Wednesday, April 06, 2011

 

World's End

Up to yesterday we knew of just two world's ends: one near Hambledon in Hampshire and one near Chelsea in London. Quite by chance we have now discovered another behind the Chalk Lane Hotel - which does not do afternoon tea so is not really a proper hotel at all - in Epsom. World's End turns out to be the name given to the lane running between what was the back of Lord Rosebery's Durdans estate and the Woodcote estate. A bit of dead land colonised by an interesting mixture of trees, ponds, houses and occupants.
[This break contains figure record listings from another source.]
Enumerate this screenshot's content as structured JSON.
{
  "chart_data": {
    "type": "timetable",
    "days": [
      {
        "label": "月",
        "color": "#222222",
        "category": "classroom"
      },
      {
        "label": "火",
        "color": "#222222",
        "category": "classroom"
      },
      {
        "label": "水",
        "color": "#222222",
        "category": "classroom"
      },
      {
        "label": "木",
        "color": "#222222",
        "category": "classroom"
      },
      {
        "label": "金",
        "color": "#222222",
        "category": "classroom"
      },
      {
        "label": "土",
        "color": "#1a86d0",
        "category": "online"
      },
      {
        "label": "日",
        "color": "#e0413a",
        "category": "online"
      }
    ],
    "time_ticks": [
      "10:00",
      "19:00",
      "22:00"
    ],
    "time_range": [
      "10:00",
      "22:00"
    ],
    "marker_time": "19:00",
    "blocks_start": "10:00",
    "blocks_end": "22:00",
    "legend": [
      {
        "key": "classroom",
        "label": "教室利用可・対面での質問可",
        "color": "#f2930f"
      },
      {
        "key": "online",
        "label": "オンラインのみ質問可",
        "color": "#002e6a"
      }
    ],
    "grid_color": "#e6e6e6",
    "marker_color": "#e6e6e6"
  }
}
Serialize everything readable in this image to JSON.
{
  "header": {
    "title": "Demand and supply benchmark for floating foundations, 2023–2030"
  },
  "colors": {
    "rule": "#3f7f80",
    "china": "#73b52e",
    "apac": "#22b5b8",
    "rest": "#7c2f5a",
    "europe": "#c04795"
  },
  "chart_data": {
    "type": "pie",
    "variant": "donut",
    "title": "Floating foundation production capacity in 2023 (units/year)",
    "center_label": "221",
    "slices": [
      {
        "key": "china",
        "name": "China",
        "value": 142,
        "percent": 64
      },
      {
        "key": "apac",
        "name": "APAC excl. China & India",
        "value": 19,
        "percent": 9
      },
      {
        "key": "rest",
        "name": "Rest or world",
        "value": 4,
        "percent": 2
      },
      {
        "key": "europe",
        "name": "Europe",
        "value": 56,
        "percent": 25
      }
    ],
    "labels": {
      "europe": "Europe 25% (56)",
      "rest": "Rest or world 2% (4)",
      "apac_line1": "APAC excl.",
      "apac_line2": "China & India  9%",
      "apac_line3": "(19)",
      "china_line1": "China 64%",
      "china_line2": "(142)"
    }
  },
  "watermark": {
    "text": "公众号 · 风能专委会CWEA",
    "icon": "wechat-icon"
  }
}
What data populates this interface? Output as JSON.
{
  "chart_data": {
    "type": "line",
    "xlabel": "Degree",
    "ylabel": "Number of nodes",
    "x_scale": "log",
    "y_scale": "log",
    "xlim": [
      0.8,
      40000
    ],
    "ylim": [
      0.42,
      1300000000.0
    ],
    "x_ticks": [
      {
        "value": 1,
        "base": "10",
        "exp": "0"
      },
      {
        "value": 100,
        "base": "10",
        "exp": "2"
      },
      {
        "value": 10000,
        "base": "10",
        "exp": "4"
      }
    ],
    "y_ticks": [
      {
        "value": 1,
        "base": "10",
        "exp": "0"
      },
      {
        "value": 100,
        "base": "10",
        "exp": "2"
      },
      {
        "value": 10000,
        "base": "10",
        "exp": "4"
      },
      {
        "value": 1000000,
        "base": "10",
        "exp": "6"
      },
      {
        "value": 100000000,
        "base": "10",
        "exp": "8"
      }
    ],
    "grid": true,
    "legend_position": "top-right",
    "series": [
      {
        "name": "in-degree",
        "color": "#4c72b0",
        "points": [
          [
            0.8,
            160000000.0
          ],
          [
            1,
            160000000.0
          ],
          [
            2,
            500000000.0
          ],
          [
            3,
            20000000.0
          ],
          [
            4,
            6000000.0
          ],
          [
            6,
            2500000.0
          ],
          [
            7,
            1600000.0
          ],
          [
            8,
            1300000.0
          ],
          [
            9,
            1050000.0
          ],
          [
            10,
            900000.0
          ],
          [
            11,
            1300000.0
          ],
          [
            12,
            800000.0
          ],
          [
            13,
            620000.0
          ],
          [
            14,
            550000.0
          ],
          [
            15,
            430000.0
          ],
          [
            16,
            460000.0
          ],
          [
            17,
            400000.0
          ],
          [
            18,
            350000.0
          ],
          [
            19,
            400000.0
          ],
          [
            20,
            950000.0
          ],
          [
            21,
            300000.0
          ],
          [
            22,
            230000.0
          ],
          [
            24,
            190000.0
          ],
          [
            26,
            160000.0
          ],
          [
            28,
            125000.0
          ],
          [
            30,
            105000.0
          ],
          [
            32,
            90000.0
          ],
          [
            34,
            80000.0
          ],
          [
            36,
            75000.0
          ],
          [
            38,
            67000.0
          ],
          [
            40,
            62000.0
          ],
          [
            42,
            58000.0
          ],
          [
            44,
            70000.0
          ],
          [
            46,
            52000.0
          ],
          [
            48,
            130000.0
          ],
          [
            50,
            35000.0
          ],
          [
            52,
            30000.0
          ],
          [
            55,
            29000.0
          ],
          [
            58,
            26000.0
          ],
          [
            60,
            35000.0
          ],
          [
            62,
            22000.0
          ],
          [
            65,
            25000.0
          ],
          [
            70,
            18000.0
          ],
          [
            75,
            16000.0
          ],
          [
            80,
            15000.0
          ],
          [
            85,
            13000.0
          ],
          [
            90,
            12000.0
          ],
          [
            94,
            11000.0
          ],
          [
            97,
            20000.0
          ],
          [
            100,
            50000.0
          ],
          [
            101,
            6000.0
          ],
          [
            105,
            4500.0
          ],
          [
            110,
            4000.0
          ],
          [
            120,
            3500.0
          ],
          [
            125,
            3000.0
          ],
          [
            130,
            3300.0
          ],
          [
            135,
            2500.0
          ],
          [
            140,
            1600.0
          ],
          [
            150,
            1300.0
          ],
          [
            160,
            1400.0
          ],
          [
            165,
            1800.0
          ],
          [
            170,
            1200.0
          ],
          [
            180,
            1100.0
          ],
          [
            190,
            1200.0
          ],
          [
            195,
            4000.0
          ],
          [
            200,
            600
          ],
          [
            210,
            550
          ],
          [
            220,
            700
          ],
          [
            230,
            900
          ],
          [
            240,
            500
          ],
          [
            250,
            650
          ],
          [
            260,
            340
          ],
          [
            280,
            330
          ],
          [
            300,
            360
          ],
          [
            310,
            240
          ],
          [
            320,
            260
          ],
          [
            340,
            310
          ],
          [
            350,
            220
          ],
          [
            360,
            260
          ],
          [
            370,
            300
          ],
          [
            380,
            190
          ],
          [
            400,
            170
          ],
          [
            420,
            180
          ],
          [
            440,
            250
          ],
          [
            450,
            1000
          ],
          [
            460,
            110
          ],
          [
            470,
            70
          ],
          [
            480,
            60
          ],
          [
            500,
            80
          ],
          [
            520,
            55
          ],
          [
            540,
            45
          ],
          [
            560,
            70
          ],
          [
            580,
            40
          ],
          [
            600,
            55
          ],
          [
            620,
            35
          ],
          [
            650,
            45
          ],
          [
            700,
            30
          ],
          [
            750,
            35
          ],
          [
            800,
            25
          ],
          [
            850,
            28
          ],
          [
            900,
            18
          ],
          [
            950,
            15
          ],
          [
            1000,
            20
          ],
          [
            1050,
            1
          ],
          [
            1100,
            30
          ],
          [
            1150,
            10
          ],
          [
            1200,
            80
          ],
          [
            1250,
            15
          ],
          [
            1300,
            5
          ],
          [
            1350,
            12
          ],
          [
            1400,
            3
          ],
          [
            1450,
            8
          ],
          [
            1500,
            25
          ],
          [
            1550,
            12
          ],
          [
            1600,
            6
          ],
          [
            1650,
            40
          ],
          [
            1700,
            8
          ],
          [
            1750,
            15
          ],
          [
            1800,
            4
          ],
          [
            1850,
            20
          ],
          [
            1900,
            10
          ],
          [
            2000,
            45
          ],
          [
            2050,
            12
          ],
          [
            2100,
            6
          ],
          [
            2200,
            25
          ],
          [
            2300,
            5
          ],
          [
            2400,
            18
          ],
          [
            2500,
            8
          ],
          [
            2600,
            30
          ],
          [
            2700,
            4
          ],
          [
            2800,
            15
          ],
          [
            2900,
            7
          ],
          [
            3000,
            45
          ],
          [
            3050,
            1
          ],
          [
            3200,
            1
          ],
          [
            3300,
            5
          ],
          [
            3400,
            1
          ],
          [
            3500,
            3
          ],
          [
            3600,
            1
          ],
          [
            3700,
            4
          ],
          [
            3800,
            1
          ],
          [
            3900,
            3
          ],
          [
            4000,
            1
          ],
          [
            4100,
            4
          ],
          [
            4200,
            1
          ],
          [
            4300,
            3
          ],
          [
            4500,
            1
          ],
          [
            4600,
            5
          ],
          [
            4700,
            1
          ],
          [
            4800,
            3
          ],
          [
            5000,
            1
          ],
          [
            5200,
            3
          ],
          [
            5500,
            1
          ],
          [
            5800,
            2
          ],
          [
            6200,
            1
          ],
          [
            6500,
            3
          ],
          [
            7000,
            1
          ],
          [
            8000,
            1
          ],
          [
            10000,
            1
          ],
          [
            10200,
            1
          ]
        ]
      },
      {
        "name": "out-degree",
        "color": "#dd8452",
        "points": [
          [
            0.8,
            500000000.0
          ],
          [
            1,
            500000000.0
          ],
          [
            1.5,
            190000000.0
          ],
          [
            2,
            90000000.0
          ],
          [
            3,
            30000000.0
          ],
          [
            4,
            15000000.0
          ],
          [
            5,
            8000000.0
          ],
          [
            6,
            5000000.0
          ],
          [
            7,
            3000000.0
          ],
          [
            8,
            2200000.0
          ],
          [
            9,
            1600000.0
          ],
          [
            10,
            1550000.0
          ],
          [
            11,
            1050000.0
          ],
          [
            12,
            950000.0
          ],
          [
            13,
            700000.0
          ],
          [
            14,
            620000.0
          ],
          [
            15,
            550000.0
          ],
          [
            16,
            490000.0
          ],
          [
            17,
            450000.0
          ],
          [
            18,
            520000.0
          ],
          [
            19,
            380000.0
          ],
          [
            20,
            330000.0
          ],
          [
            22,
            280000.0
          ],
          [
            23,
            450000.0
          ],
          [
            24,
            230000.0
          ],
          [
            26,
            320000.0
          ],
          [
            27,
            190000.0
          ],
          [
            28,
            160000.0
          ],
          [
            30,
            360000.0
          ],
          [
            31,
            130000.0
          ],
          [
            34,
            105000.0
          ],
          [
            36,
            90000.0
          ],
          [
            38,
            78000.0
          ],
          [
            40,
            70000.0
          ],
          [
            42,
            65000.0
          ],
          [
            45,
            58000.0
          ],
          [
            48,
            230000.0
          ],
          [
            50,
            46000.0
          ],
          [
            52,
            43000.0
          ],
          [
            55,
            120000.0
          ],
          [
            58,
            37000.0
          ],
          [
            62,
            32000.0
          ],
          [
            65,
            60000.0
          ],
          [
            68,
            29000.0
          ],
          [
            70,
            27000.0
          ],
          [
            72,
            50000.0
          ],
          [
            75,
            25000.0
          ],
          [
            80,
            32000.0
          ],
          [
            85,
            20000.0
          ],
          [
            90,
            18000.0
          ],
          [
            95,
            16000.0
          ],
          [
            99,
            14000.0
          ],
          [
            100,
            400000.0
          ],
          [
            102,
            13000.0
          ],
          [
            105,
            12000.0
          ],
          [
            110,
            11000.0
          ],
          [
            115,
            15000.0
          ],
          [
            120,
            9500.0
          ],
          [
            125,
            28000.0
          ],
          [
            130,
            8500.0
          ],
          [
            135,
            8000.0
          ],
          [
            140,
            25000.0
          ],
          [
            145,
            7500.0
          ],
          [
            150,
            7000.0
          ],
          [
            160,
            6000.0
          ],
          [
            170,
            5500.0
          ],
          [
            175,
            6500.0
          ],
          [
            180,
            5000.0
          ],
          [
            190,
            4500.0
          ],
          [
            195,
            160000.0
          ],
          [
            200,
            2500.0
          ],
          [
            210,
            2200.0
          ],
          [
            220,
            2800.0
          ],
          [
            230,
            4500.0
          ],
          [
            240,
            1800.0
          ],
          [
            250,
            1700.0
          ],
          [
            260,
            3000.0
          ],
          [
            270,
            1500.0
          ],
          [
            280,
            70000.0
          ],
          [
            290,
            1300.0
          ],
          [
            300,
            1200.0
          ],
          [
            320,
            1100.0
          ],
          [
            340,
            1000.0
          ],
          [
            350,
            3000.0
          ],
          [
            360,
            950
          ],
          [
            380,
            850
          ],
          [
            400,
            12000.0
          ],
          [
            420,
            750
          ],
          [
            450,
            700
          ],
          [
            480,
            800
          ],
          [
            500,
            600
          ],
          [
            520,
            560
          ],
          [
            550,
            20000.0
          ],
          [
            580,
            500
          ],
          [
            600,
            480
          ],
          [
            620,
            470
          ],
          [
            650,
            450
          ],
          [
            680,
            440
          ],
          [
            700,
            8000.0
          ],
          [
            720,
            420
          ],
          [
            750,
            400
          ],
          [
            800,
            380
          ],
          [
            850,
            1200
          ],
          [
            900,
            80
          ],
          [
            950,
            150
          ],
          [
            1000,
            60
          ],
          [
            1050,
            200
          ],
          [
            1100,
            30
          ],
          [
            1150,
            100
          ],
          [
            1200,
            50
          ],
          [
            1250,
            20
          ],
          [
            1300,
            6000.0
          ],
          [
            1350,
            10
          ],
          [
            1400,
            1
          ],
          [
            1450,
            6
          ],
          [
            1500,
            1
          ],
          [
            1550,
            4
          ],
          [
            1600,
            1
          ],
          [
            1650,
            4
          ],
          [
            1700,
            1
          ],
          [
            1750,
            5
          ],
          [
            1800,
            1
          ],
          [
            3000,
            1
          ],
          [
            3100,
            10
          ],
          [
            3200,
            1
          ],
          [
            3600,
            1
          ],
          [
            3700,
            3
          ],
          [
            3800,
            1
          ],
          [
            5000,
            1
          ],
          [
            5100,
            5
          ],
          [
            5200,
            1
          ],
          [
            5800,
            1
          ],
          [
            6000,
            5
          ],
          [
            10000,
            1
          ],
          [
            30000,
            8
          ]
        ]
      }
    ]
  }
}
The wall illustrated is the back wall to the Rosebery estate and it is interesting because it is in large part made of chalk. It is also perforated by a very grand back gate, large enough to admit the large carts which used to bear the necessaries for Rosebery racing suppers. The lane itself is unadopted which means that there are DIY lamp posts rather than council ones, one of which is visible in the illustration.

We also came across some large and very fine sculptured hedges, hiding the houses which have now filled up the Woodcote estate from the garden of an elderly lodge near the Chalk Lane Hotel. Didn't seem right to peep over the wall and take a picture as the garden was occupied at the time. So no illustration on this occasion.

After this pastoral interlude, greeted this morning, while only just awake, by some strange beeping noises. Decided that it was not part of the dawn chorus. That it was probably not emanating from one of FIL's various contraptions, rather from something in the kitchen. Peered suspiciously at the cooker which is rather prone to beeping but it was not the right sort of beeping. Peered suspiciously at the central heating clock which might well be into beeping. Then BH suddenly thought that it might be the carbon monoxide detector palmed off on us (for forty quid or something) by some pushy gas maintenance man a few years ago. Climbed up onto the kitchen units and retrieved the offending detector which did indeed turn out to be the source of the beeping. It appeared to be a sealed unit with which we meddled at risk to life, limb and warranty. So took the thing onto the patio and administered three bashes with FIL's trusty club hammer. This was enough to reduce the thing to a reasonable number of pieces, including three perfectly ordinary batteries, presumably near end of life, thus initiating warning beeping. Plus a printed circuit board which looked impressively complicated. All now consigned to the regular dustbin. BH will look suitably vague if the gas maintenance man has the nerve to mention the thing again.

I close with a quote from the man (Boon of 25 February and other places) who writes about copies: ' ... and compare them to Chinese qi, Tibetan rLung, and Indian prana. Without claiming that these words all refer to the same thing, one can say that mimesis plays a crucial role in all such theories, since the search for the fundamental building blocks of reality is almost inevitably a mimetic one. This applies equally to traditional or religious models, to the reductionisms of contemporary neuroscience, and to the laws of physics and the quest for a theory of everything. These words serve to track or label qualities of flux, transfer ... '. Plenty more available.

PS: please do not confuse the Lord Rosebery who is the subject of the first part of this post with the seed potato of the same name. No relation at all.